What do you get when you get a bunch of hardcore prospectors with a little money in their pockets? A lot of alcohol, gambling and "ladies of the night". During its boom period, a three-block stretch of Silverton known as Blair Street was home to 32 saloons, gambling halls and houses of ill-repute. Although I'm not sure what they did with their winnings, legendary western figures Bat Masterson and Wyatt Earp were rumored to gamble in Silverton on a regular basis.
Silverton survived booms and busts through the years. Now the small town with less than 700 permanent residents is a popular destination that can be reached by car, or the Durango-Silverton Narrow Gauge Railroad. From mid-May until the end of October the train makes daily round trips from Durango to Silverton. The journey is a little over three hours each way, and passengers have several hours to roam the town and spend a few bucks on food, beverage and souvenirs (sorry, no more brothels). The train ride has been voted as one of the top ten scenic rail trips in the world. This is especially true at this time of year when the Aspens are at peak color. My dad would whole heartedly agree with the lofty rating of the Durango-Silverton Narrow Gauge Railroad. He said many times that riding that train was one of the real highlights of his life.
Reaching Silverton by car from Ouray isn't a long journey. It's only 24 miles away on the highway that has been named the "Million Dollar Highway". The scenery is magnificent. Leaving Ouray, you pass Crystal Lake and the Hayden Trailhead just a few miles out of town. The incredible color of the trees, with seven 14,000 foot mountains serving as a backdrop is breathtaking. If that doesn't take your breath away, climbing over 3,000 feet to Red Mountain Pass probably will. For much of the ascent and descent there is no guardrail on the winding road...........and it's a long way down! It's definitely a two hands on the steering wheel drive.

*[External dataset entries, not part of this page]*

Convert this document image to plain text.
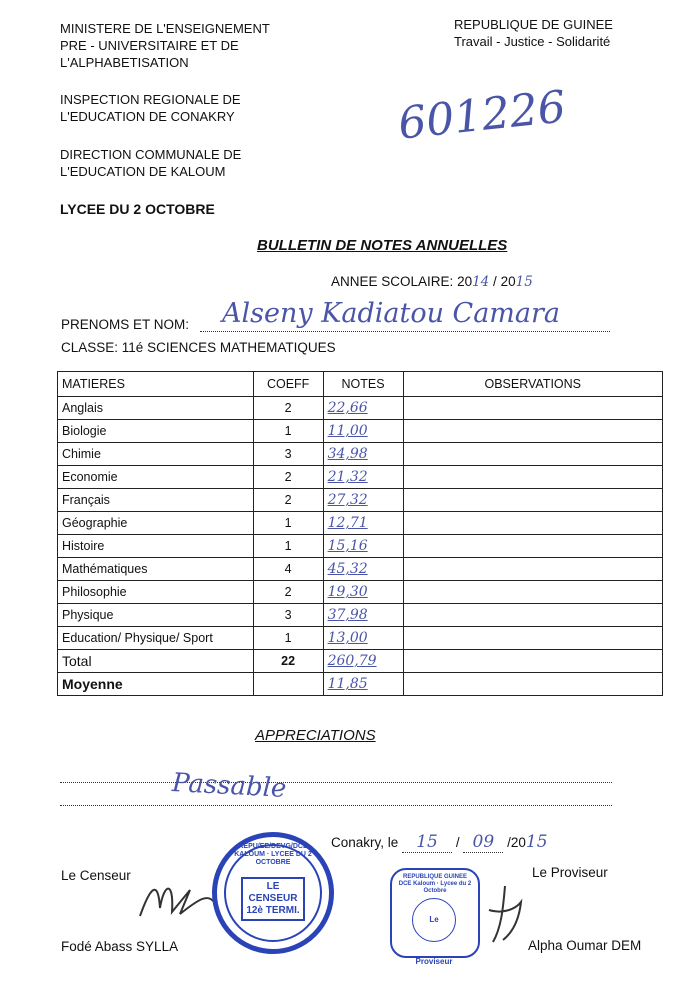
MINISTERE DE L'ENSEIGNEMENT
PRE - UNIVERSITAIRE ET DE
L'ALPHABETISATION
INSPECTION REGIONALE DE
L'EDUCATION DE CONAKRY
DIRECTION COMMUNALE DE
L'EDUCATION DE KALOUM
LYCEE DU 2 OCTOBRE
REPUBLIQUE DE GUINEE
Travail - Justice - Solidarité
601226
BULLETIN DE NOTES ANNUELLES
ANNEE SCOLAIRE: 2014 / 2015
PRENOMS ET NOM: Alseny Kadiatou Camara
CLASSE: 11é SCIENCES MATHEMATIQUES
MATIERES	COEFF	NOTES	OBSERVATIONS
Anglais	2	22,66	
Biologie	1	11,00	
Chimie	3	34,98	
Economie	2	21,32	
Français	2	27,32	
Géographie	1	12,71	
Histoire	1	15,16	
Mathématiques	4	45,32	
Philosophie	2	19,30	
Physique	3	37,98	
Education/ Physique/ Sport	1	13,00	
Total	22	260,79	
Moyenne		11,85	
APPRECIATIONS
Passable
Conakry, le 15 / 09 /2015
Le Censeur
Fodé Abass SYLLA
Le Proviseur
Alpha Oumar DEM
REPU/EE/DEVG/DCE KALOUM · LYCEE DU 2 OCTOBRE
LE CENSEUR 12è TERMI.
REPUBLIQUE GUINEE DCE Kaloum · Lycee du 2 Octobre
Le Proviseur
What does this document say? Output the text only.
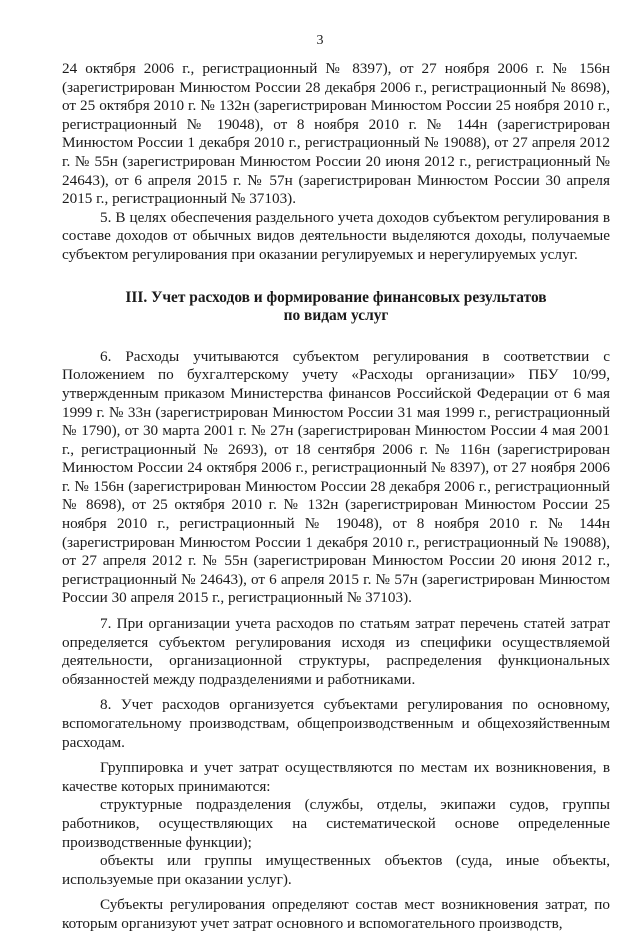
3

24 октября 2006 г., регистрационный № 8397), от 27 ноября 2006 г. № 156н (зарегистрирован Минюстом России 28 декабря 2006 г., регистрационный № 8698), от 25 октября 2010 г. № 132н (зарегистрирован Минюстом России 25 ноября 2010 г., регистрационный № 19048), от 8 ноября 2010 г. № 144н (зарегистрирован Минюстом России 1 декабря 2010 г., регистрационный № 19088), от 27 апреля 2012 г. № 55н (зарегистрирован Минюстом России 20 июня 2012 г., регистрационный № 24643), от 6 апреля 2015 г. № 57н (зарегистрирован Минюстом России 30 апреля 2015 г., регистрационный № 37103).

5. В целях обеспечения раздельного учета доходов субъектом регулирования в составе доходов от обычных видов деятельности выделяются доходы, получаемые субъектом регулирования при оказании регулируемых и нерегулируемых услуг.

III. Учет расходов и формирование финансовых результатов
по видам услуг

6. Расходы учитываются субъектом регулирования в соответствии с Положением по бухгалтерскому учету «Расходы организации» ПБУ 10/99, утвержденным приказом Министерства финансов Российской Федерации от 6 мая 1999 г. № 33н (зарегистрирован Минюстом России 31 мая 1999 г., регистрационный № 1790), от 30 марта 2001 г. № 27н (зарегистрирован Минюстом России 4 мая 2001 г., регистрационный № 2693), от 18 сентября 2006 г. № 116н (зарегистрирован Минюстом России 24 октября 2006 г., регистрационный № 8397), от 27 ноября 2006 г. № 156н (зарегистрирован Минюстом России 28 декабря 2006 г., регистрационный № 8698), от 25 октября 2010 г. № 132н (зарегистрирован Минюстом России 25 ноября 2010 г., регистрационный № 19048), от 8 ноября 2010 г. № 144н (зарегистрирован Минюстом России 1 декабря 2010 г., регистрационный № 19088), от 27 апреля 2012 г. № 55н (зарегистрирован Минюстом России 20 июня 2012 г., регистрационный № 24643), от 6 апреля 2015 г. № 57н (зарегистрирован Минюстом России 30 апреля 2015 г., регистрационный № 37103).

7. При организации учета расходов по статьям затрат перечень статей затрат определяется субъектом регулирования исходя из специфики осуществляемой деятельности, организационной структуры, распределения функциональных обязанностей между подразделениями и работниками.

8. Учет расходов организуется субъектами регулирования по основному, вспомогательному производствам, общепроизводственным и общехозяйственным расходам.

Группировка и учет затрат осуществляются по местам их возникновения, в качестве которых принимаются:

структурные подразделения (службы, отделы, экипажи судов, группы работников, осуществляющих на систематической основе определенные производственные функции);

объекты или группы имущественных объектов (суда, иные объекты, используемые при оказании услуг).

Субъекты регулирования определяют состав мест возникновения затрат, по которым организуют учет затрат основного и вспомогательного производств,
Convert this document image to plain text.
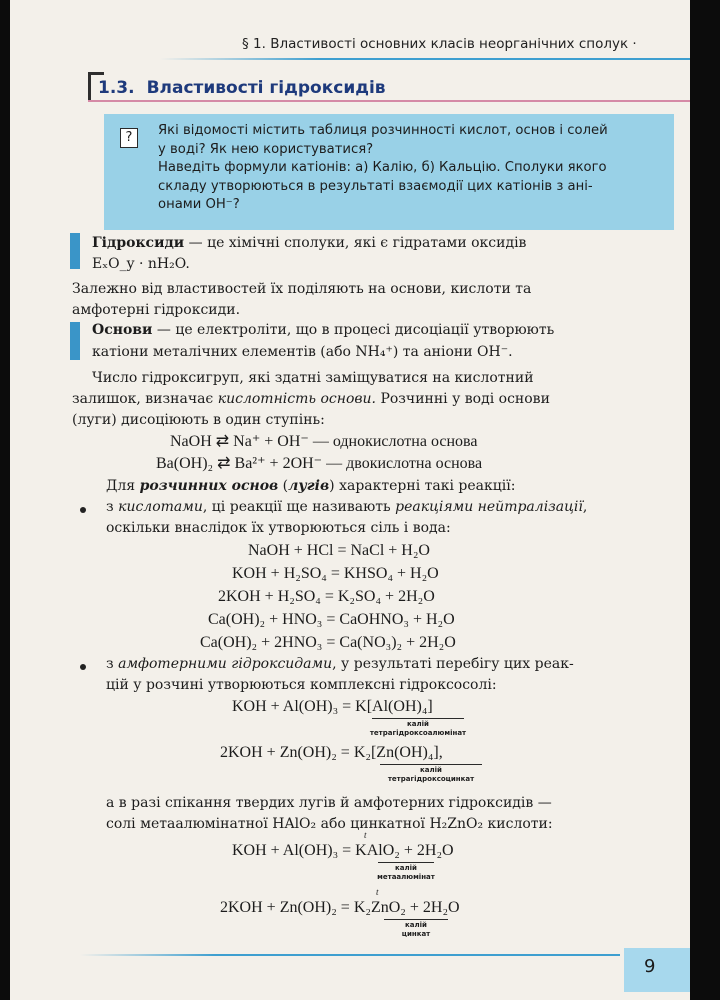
§ 1. Властивості основних класів неорганічних сполук ·
1.3. Властивості гідроксидів
?	Які відомості містить таблиця розчинності кислот, основ і солей

у воді? Як нею користуватися?

Наведіть формули катіонів: а) Калію, б) Кальцію. Сполуки якого

складу утворюються в результаті взаємодії цих катіонів з ані-

онами OH⁻?

Гідроксиди — це хімічні сполуки, які є гідратами оксидів
EₓO_y · nH₂O.
Залежно від властивостей їх поділяють на основи, кислоти та
амфотерні гідроксиди.
Основи — це електроліти, що в процесі дисоціації утворюють
катіони металічних елементів (або NH₄⁺) та аніони OH⁻.
Число гідроксигруп, які здатні заміщуватися на кислотний
залишок, визначає кислотність основи. Розчинні у воді основи
(луги) дисоціюють в один ступінь:
NaOH ⇄ Na⁺ + OH⁻ — однокислотна основа
Ba(OH)₂ ⇄ Ba²⁺ + 2OH⁻ — двокислотна основа
Для розчинних основ (лугів) характерні такі реакції:
з кислотами, ці реакції ще називають реакціями нейтралізації,
оскільки внаслідок їх утворюються сіль і вода:
NaOH + HCl = NaCl + H₂O
KOH + H₂SO₄ = KHSO₄ + H₂O
2KOH + H₂SO₄ = K₂SO₄ + 2H₂O
Ca(OH)₂ + HNO₃ = CaOHNO₃ + H₂O
Ca(OH)₂ + 2HNO₃ = Ca(NO₃)₂ + 2H₂O
з амфотерними гідроксидами, у результаті перебігу цих реак-
цій у розчині утворюються комплексні гідроксосолі:
KOH + Al(OH)₃ = K[Al(OH)₄]
калій
тетрагідроксоалюмінат
2KOH + Zn(OH)₂ = K₂[Zn(OH)₄],
калій
тетрагідроксоцинкат
а в разі спікання твердих лугів й амфотерних гідроксидів —
солі метаалюмінатної HAlO₂ або цинкатної H₂ZnO₂ кислоти:
t
KOH + Al(OH)₃ = KAlO₂ + 2H₂O
калій
метаалюмінат
t
2KOH + Zn(OH)₂ = K₂ZnO₂ + 2H₂O
калій
цинкат
9
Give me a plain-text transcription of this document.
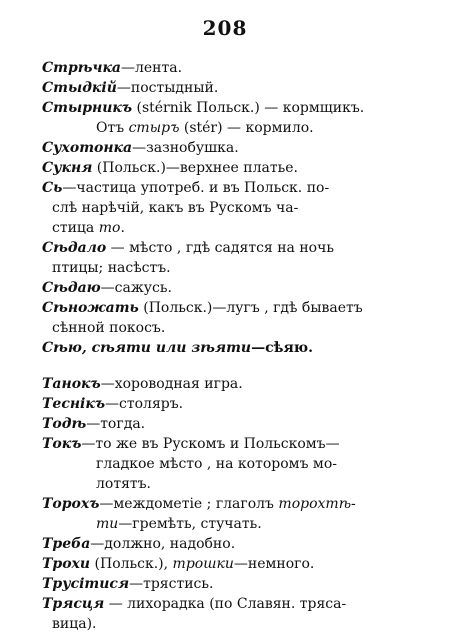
208
Стрѣчка—лента.
Стыдкій—постыдный.
Стырникъ (stérnik Польск.) — кормщикъ.
Отъ стыръ (stér) — кормило.
Сухотонка—зазнобушка.
Сукня (Польск.)—верхнее платье.
Сь—частица употреб. и въ Польск. по-
слѣ нарѣчій, какъ въ Рускомъ ча-
стица то.
Сѣдало — мѣсто , гдѣ садятся на ночь
птицы; насѣстъ.
Сѣдаю—сажусь.
Сѣножать (Польск.)—лугъ , гдѣ бываетъ
сѣнной покосъ.
Сѣю, сѣяти или зѣяти—сѣяю.
Танокъ—хороводная игра.
Теснікъ—столяръ.
Тодѣ—тогда.
Токъ—то же въ Рускомъ и Польскомъ—
гладкое мѣсто , на которомъ мо-
лотятъ.
Торохъ—междометіе ; глаголъ торохтѣ-
ти—гремѣть, стучать.
Треба—должно, надобно.
Трохи (Польск.), трошки—немного.
Трусітися—трястись.
Трясця — лихорадка (по Славян. тряса-
вица).
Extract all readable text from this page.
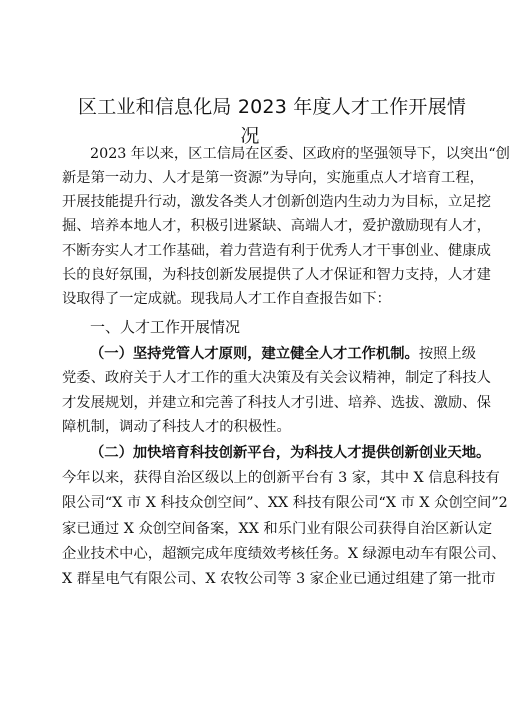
区工业和信息化局 2023 年度人才工作开展情
况
2023 年以来，区工信局在区委、区政府的坚强领导下，以突出“创
新是第一动力、人才是第一资源”为导向，实施重点人才培育工程，
开展技能提升行动，激发各类人才创新创造内生动力为目标，立足挖
掘、培养本地人才，积极引进紧缺、高端人才，爱护激励现有人才，
不断夯实人才工作基础，着力营造有利于优秀人才干事创业、健康成
长的良好氛围，为科技创新发展提供了人才保证和智力支持，人才建
设取得了一定成就。现我局人才工作自查报告如下：
一、人才工作开展情况
（一）坚持党管人才原则，建立健全人才工作机制。按照上级
党委、政府关于人才工作的重大决策及有关会议精神，制定了科技人
才发展规划，并建立和完善了科技人才引进、培养、选拔、激励、保
障机制，调动了科技人才的积极性。
（二）加快培育科技创新平台，为科技人才提供创新创业天地。
今年以来，获得自治区级以上的创新平台有 3 家，其中 X 信息科技有
限公司“X 市 X 科技众创空间”、XX 科技有限公司“X 市 X 众创空间”2
家已通过 X 众创空间备案，XX 和乐门业有限公司获得自治区新认定
企业技术中心，超额完成年度绩效考核任务。X 绿源电动车有限公司、
X 群星电气有限公司、X 农牧公司等 3 家企业已通过组建了第一批市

By the time we reached Silverton I had white knuckled the steering wheel enough that I could feel a few cramps in my hands.
Silverton itself is well worth visiting. It's a smaller version of Ouray, with historic buildings filled with shops, galleries and restaurants. If you visit, take a little time to learn the history of the town by reading some of the many historical markers. Also, if you're feeling a little hungry and you hear the train whistle pick a place to eat quickly. The majority of folks arriving by train have worked up a pretty good appetite on the three-hour ride from Durango.